Para a Maria Rita, o estopim do problema não deve ter sido o vestido, mas o fato de Geisy ser mulher. "Isso faz parte de uma sociedade machista." A socióloga Marisol Recaman, que pesquisa a situação da mulher no Brasil, afirma que a primeira impressão que se tem é de que a universitária sofreu violência de gênero duas vezes. "A primeira aconteceu quando não aceitaram a roupa dela e a segunda quando decidiram linchá-la", diz.

A pesquisa mostra ainda que 59% dos entrevistados acreditam que decotes e saias curtas, em situações corriqueiras, põem em risco a credibilidade da mulher. "Se a credibilidade é associada à roupa, é outra prova de que a sociedade continua machista", afirma Maria Rita. A titular da Delegacia da Mulher, Daniela Antunes Andra-de, lembra que ainda hoje aparecem homens na delegacia dizendo que estupraram determinada mulher porque ela estava de minissaia. "É um absurdo. Eles tentam transformar a vítima em criminosa, mas isso nunca é levado em conta no processo. E, por incrível que pareça, tem mulheres que chegam a pensar da mesma maneira", comenta Daniela.

A opinião dos entrevistados é quase unânime em relação às atitudes tomadas pelos colegas de Geisy: 95% acreditam que a agressão por parte deles não pode ser justificada em decorrência do vestido da aluna.
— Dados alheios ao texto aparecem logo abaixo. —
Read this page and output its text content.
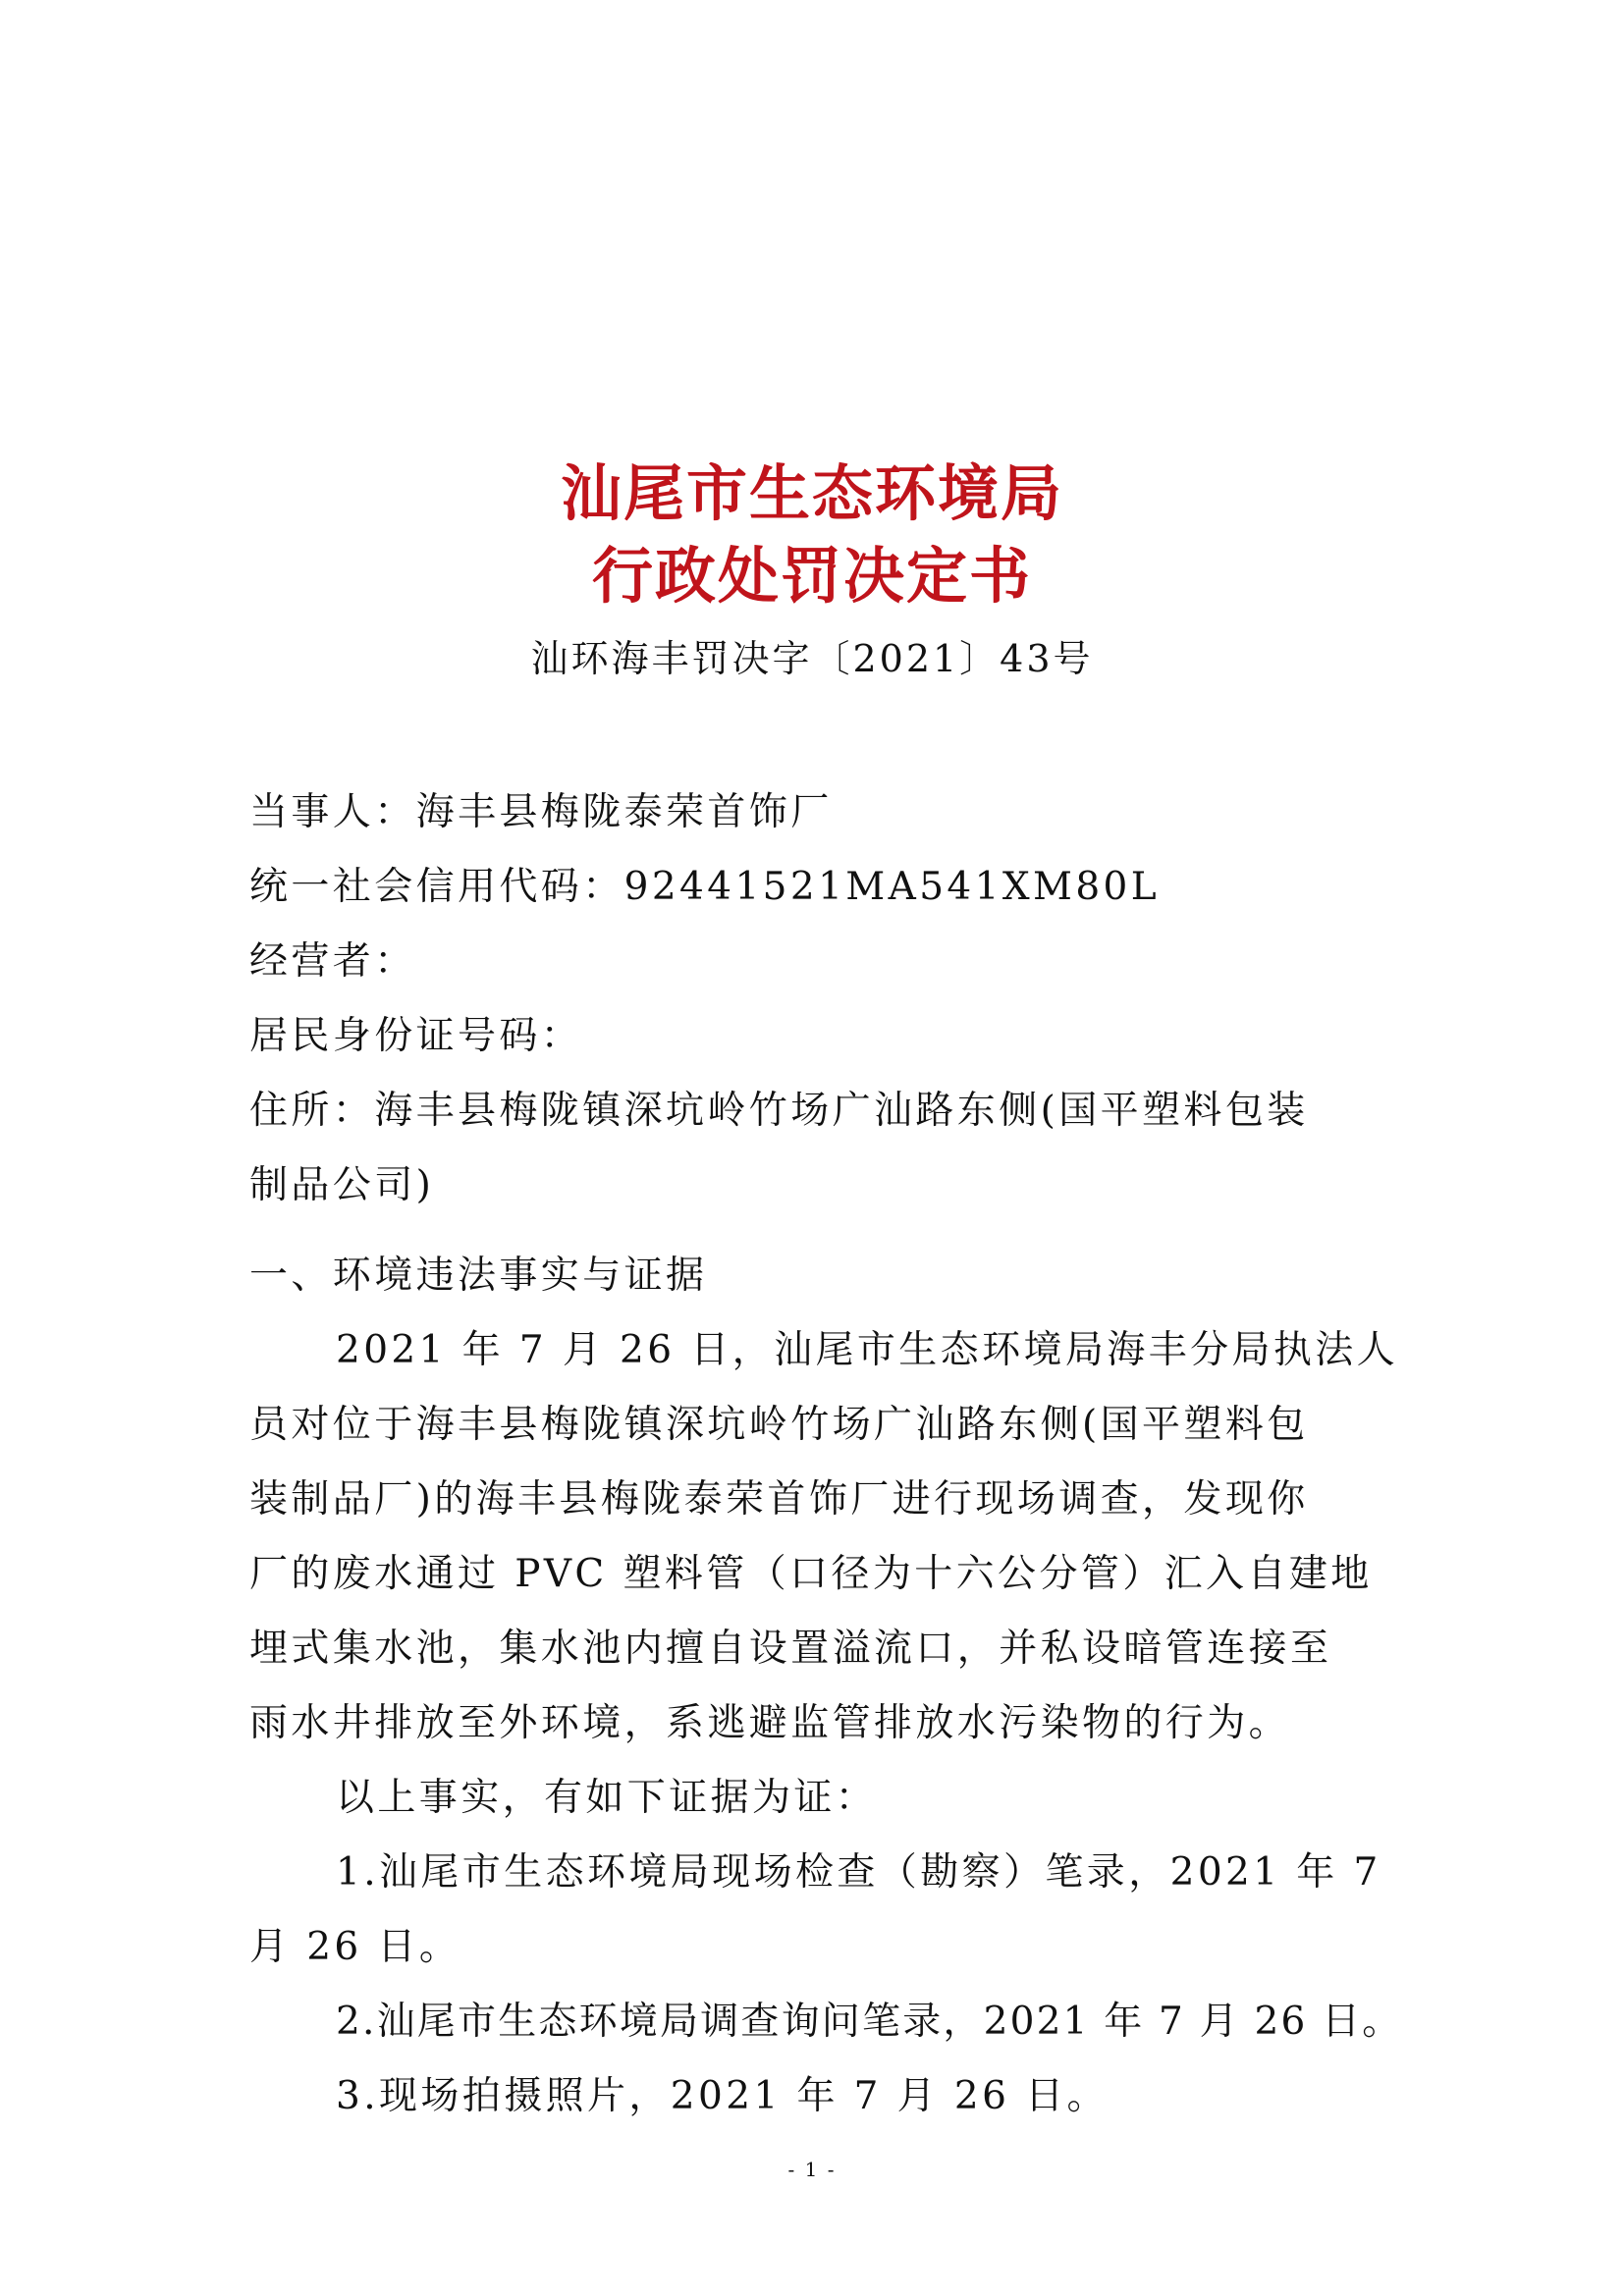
汕尾市生态环境局
行政处罚决定书
汕环海丰罚决字〔2021〕43号
当事人：海丰县梅陇泰荣首饰厂
统一社会信用代码：92441521MA541XM80L
经营者：
居民身份证号码：
住所：海丰县梅陇镇深坑岭竹场广汕路东侧(国平塑料包装
制品公司)
一、环境违法事实与证据
2021 年 7 月 26 日，汕尾市生态环境局海丰分局执法人
员对位于海丰县梅陇镇深坑岭竹场广汕路东侧(国平塑料包
装制品厂)的海丰县梅陇泰荣首饰厂进行现场调查，发现你
厂的废水通过 PVC 塑料管（口径为十六公分管）汇入自建地
埋式集水池，集水池内擅自设置溢流口，并私设暗管连接至
雨水井排放至外环境，系逃避监管排放水污染物的行为。
以上事实，有如下证据为证：
1.汕尾市生态环境局现场检查（勘察）笔录，2021 年 7
月 26 日。
2.汕尾市生态环境局调查询问笔录，2021 年 7 月 26 日。
3.现场拍摄照片，2021 年 7 月 26 日。
- 1 -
As ideias se dividem, contudo, sobre a atitude da Uniban: 31% acreditam que todos (incluindo Geisy) deveriam ser suspensos, 30% acham que a universidade errou e 28% concordam que os agressores deveriam ser expulsos. "Expulsão só em casos graves, talvez coubesse um tipo de advertência à aluna, até porque, acredito que além do vestido, outro tipo de contratempo deve ter ocorrido. Também penso que o ambiente acadêmico não é para ser um espaço de exibicionismo", afirma o advogado constitucionalista Fernando Knoer.

O reitor da Uniban foi procurado para uma entrevista, mas, por meio da assessoria de imprensa, disse que a universidade não vai, por enquanto, se pronunciar mais sobre o caso.